Biochemical techniques including thin-layer chromatography, mass spectrometry and radioisotope labeling can also be used to characterize and quantify the levels of each PtdInsP^14-16. These methods require the isolation of lipids for the detection of cellular levels of PtdInsPs. Mass spectrometry can be used to characterize phospholipids from lipid extracts and is invaluable for determining the acyl chain composition of PtdInsPs^14,17. However, mass spectrometry is mostly semi-quantitative and it remains difficult to resolve and concurrently quantify PtdInsP species of the same molecular weight^14,17. In comparison, radioisotope labeling of PtdInsPs followed by high performance liquid chromatography (HPLC)-coupled flow scintillation is useful for the separation and concurrent quantification of all seven species of PtdInsPs¹⁸. The use of HPLC with a strong anion exchange (SAX) column achieves separation based on molecular weight, charge and shape, thus fractionating deacylated PtdInsPs (Gro-InsPs) even of the same molecular weight and charge. Coupling the HPLC eluent to a flow scintillator then generates radioactive-based signal peaks for each Gro-InsPs species relative to the original parent glycerol-inositol (Gro-Ins)¹⁸. This ultimately corresponds to relative levels of PtdInsPs in cells.

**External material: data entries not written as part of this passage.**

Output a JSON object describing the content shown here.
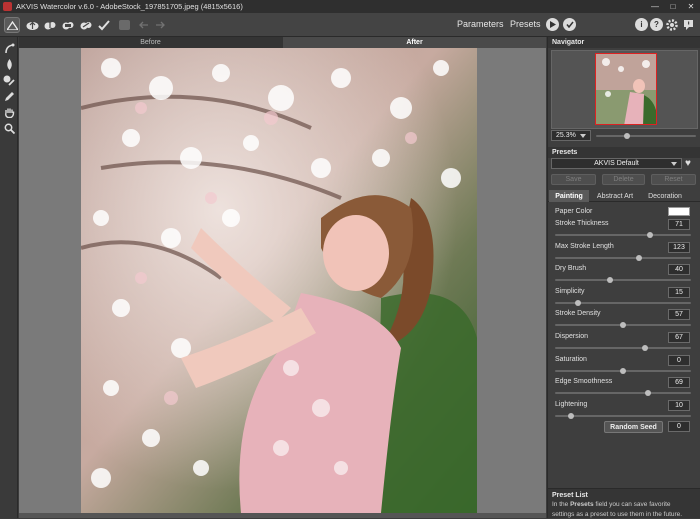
{
  "window": {
    "title": "AKVIS Watercolor v.6.0 - AdobeStock_197851705.jpeg (4815x5616)"
  },
  "toolbar": {
    "parameters_label": "Parameters",
    "presets_label": "Presets",
    "info_icon": "i",
    "help_icon": "?"
  },
  "view_tabs": {
    "before": "Before",
    "after": "After",
    "active": "After"
  },
  "navigator": {
    "title": "Navigator",
    "zoom": "25.3%",
    "zoom_level": 0.3
  },
  "presets": {
    "title": "Presets",
    "selected": "AKVIS Default",
    "save": "Save",
    "delete": "Delete",
    "reset": "Reset"
  },
  "param_tabs": {
    "painting": "Painting",
    "abstract_art": "Abstract Art",
    "decoration": "Decoration",
    "active": "Painting"
  },
  "params": {
    "paper_color_label": "Paper Color",
    "paper_color": "#ffffff",
    "items": [
      {
        "label": "Stroke Thickness",
        "value": "71",
        "level": 0.71
      },
      {
        "label": "Max Stroke Length",
        "value": "123",
        "level": 0.62
      },
      {
        "label": "Dry Brush",
        "value": "40",
        "level": 0.4
      },
      {
        "label": "Simplicity",
        "value": "15",
        "level": 0.15
      },
      {
        "label": "Stroke Density",
        "value": "57",
        "level": 0.5
      },
      {
        "label": "Dispersion",
        "value": "67",
        "level": 0.67
      },
      {
        "label": "Saturation",
        "value": "0",
        "level": 0.5
      },
      {
        "label": "Edge Smoothness",
        "value": "69",
        "level": 0.69
      },
      {
        "label": "Lightening",
        "value": "10",
        "level": 0.1
      }
    ],
    "random_seed_label": "Random Seed",
    "random_seed": "0"
  },
  "preset_list": {
    "title": "Preset List",
    "text_pre": "In the ",
    "text_bold": "Presets",
    "text_post": " field you can save favorite",
    "text_line2": "settings as a preset to use them in the future."
  }
}
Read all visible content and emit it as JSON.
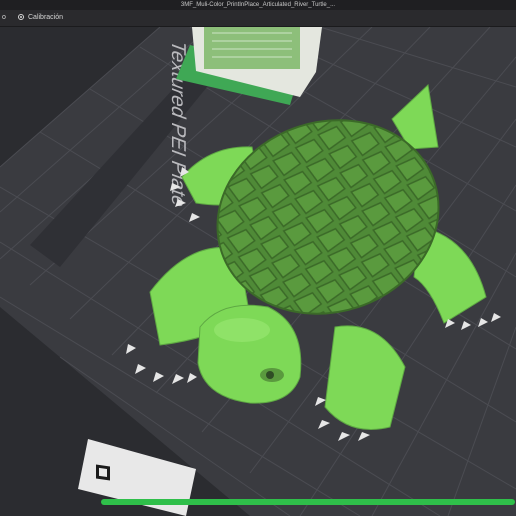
{
  "window": {
    "title": "3MF_Muli-Color_PrintInPlace_Articulated_River_Turtle_..."
  },
  "tabs": [
    {
      "label": "o"
    },
    {
      "label": "Calibración"
    }
  ],
  "build_plate": {
    "label": "Textured PEI Plate"
  },
  "model": {
    "color": "#7ed957",
    "shell_color": "#4f8a37",
    "claw_color": "#e6e6e6"
  },
  "colors": {
    "bed": "#3a3b40",
    "grid": "#4b4c52",
    "accent": "#2fbf4a"
  },
  "progress": {
    "fraction": 1.0
  }
}
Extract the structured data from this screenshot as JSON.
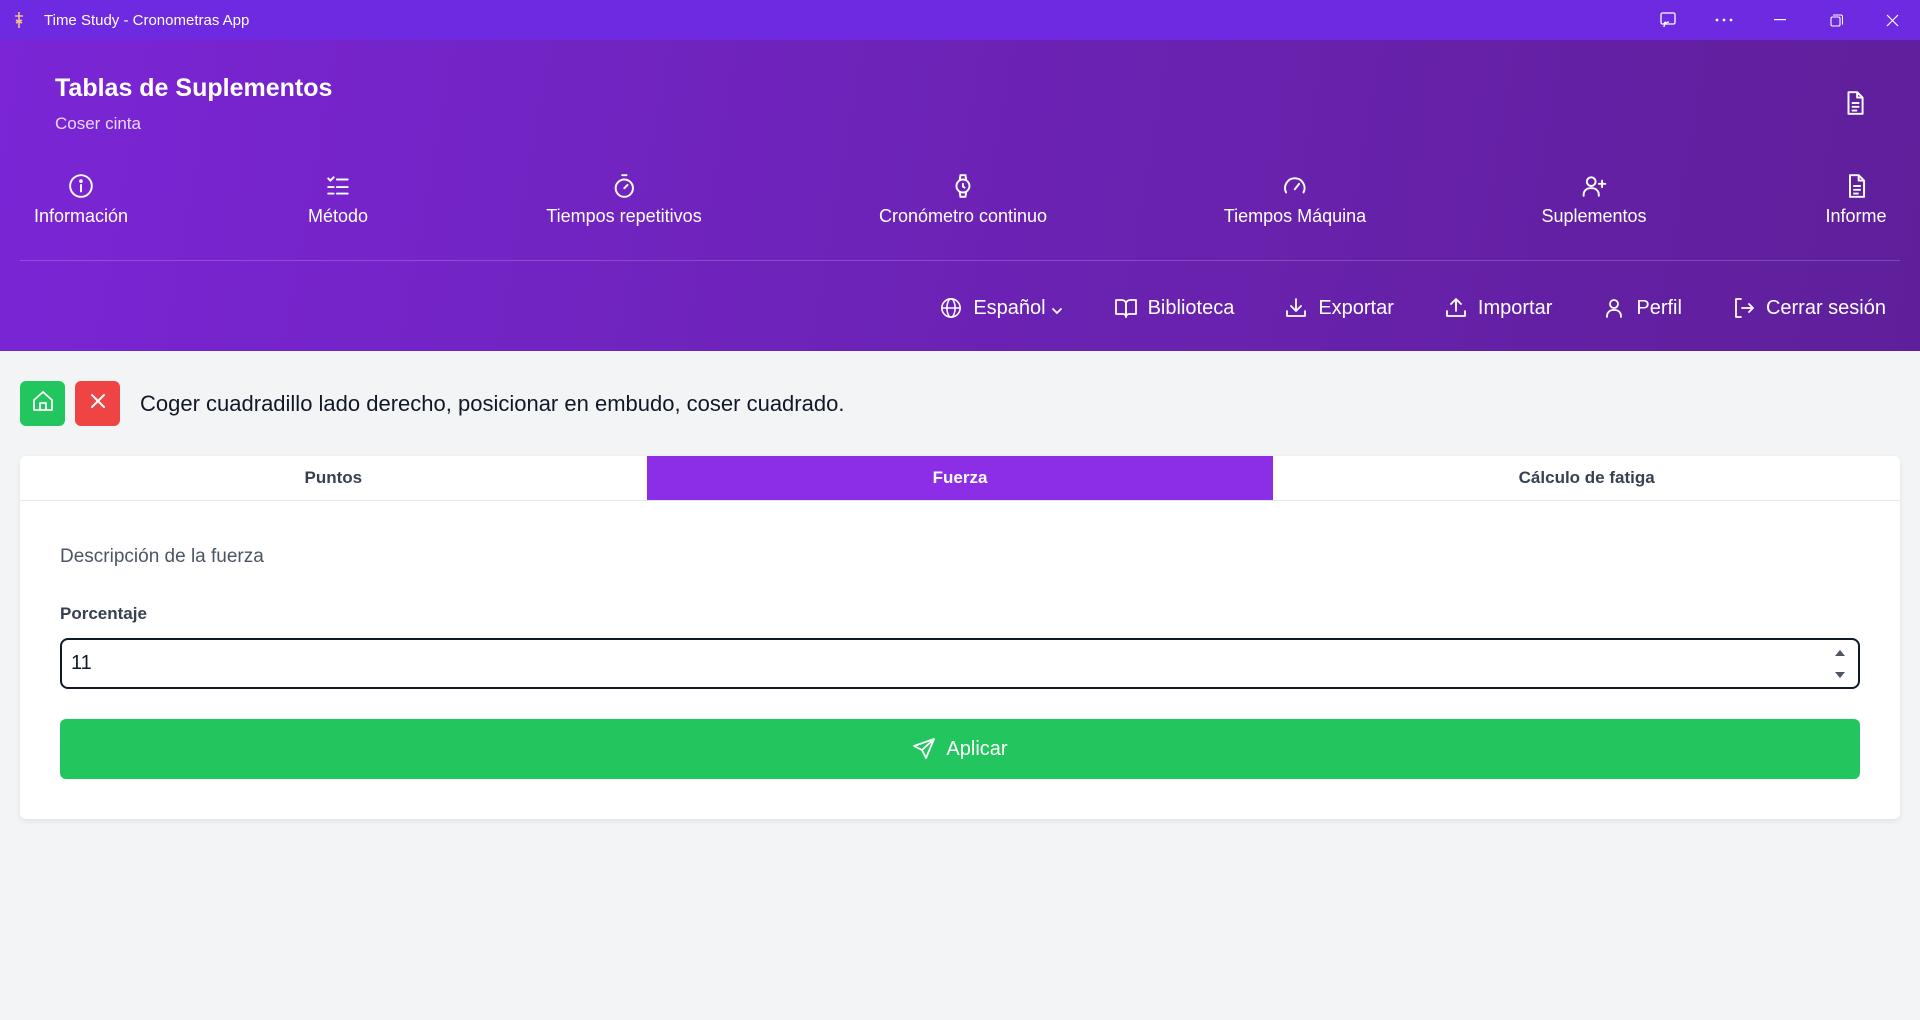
{
  "window": {
    "title": "Time Study - Cronometras App",
    "controls": [
      "cast-icon",
      "more-icon",
      "minimize-icon",
      "restore-icon",
      "close-icon"
    ]
  },
  "header": {
    "title": "Tablas de Suplementos",
    "subtitle": "Coser cinta",
    "report_icon": "document-icon"
  },
  "nav": [
    {
      "label": "Información",
      "icon": "info-icon"
    },
    {
      "label": "Método",
      "icon": "list-check-icon"
    },
    {
      "label": "Tiempos repetitivos",
      "icon": "stopwatch-icon"
    },
    {
      "label": "Cronómetro continuo",
      "icon": "watch-icon"
    },
    {
      "label": "Tiempos Máquina",
      "icon": "gauge-icon"
    },
    {
      "label": "Suplementos",
      "icon": "user-plus-icon"
    },
    {
      "label": "Informe",
      "icon": "document-icon"
    }
  ],
  "toolbar": {
    "language": "Español",
    "library": "Biblioteca",
    "export": "Exportar",
    "import": "Importar",
    "profile": "Perfil",
    "logout": "Cerrar sesión"
  },
  "task": {
    "description": "Coger cuadradillo lado derecho, posicionar en embudo, coser cuadrado."
  },
  "tabs": [
    {
      "label": "Puntos",
      "active": false
    },
    {
      "label": "Fuerza",
      "active": true
    },
    {
      "label": "Cálculo de fatiga",
      "active": false
    }
  ],
  "form": {
    "description_label": "Descripción de la fuerza",
    "percentage_label": "Porcentaje",
    "percentage_value": "11",
    "apply_label": "Aplicar"
  },
  "colors": {
    "titlebar": "#6d2ae0",
    "header_start": "#7b25d6",
    "header_end": "#5f1f9a",
    "active_tab": "#8b2ee6",
    "success": "#22c55e",
    "danger": "#ef4444"
  }
}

Radiolabeling of PtdInsPs and HPLC-coupled flow scintillation is a useful tool to investigate the regulation and function of phosphatidylinositol 3,5-bisphosphate [PtdIns(3,5)P₂], a PtdInsP that only constitutes ~0.1-0.3% of PtdIns^16,19,20. Synthesis of PtdIns(3,5)P₂ is performed by the PtdIns3P 5-kinase called Fab1 in yeast and PIKfyve in mammals²¹. This reaction is counteracted by a PtdIns(3,5)P₂ 5-phosphatase called Fig4 in yeast or mFig4/Sac3 in mammals^22-24. Interestingly, both PIKfyve/Fab1 and mFig4/Fig4/Sac3 exist in a single complex and are regulated by the scaffolding adaptor protein, Vac14 in yeast or mVac14/ArPIKfyve in mammals^25,26. In VAC14-deleted yeast cells, Fab1 does not function efficiently leading to a 90% decrease in PtdIns(3,5)P₂ levels^27,28. On the other hand, Atg18 is a PtdIns(3,5)P₂ effector protein that may control vacuolar fission ²⁹. Atg18 is also a negative regulator of PtdIns(3,5)P₂ since the deletion of its gene, ATG18, causes a 10 to 20-fold increase in PtdIns(3,5)P₂ levels^29,30. Overall, changes in the levels of PtdIns(3,5)P₂ severely impacts the function of the yeast vacuole and the mammalian lysosomes, consequently affecting processes such as membrane trafficking, phagosome maturation, autophagy and ion transport ^6,19,21,31.

This article describes the process of radioisotope labeling of PtdInsPs with ³H-myo-inositol in yeast to detect the relative levels of PtdIns(3,5)P₂ in wild-type, vac14Δ and atg18Δ yeast strains. Using this as an example, the resolving capabilities of HPLC for the separation of individual PtdInsPs as well as the sensitivity of flow scintillation for detection of trace amount of ³H-myo-inositol is shown. We also elaborate on how one might optimize the methodology for labeling and separating ³H-labelled PtdInsPs from mammalian cells, whose samples tend to be more complex since these cells possess all seven PtdInsP species.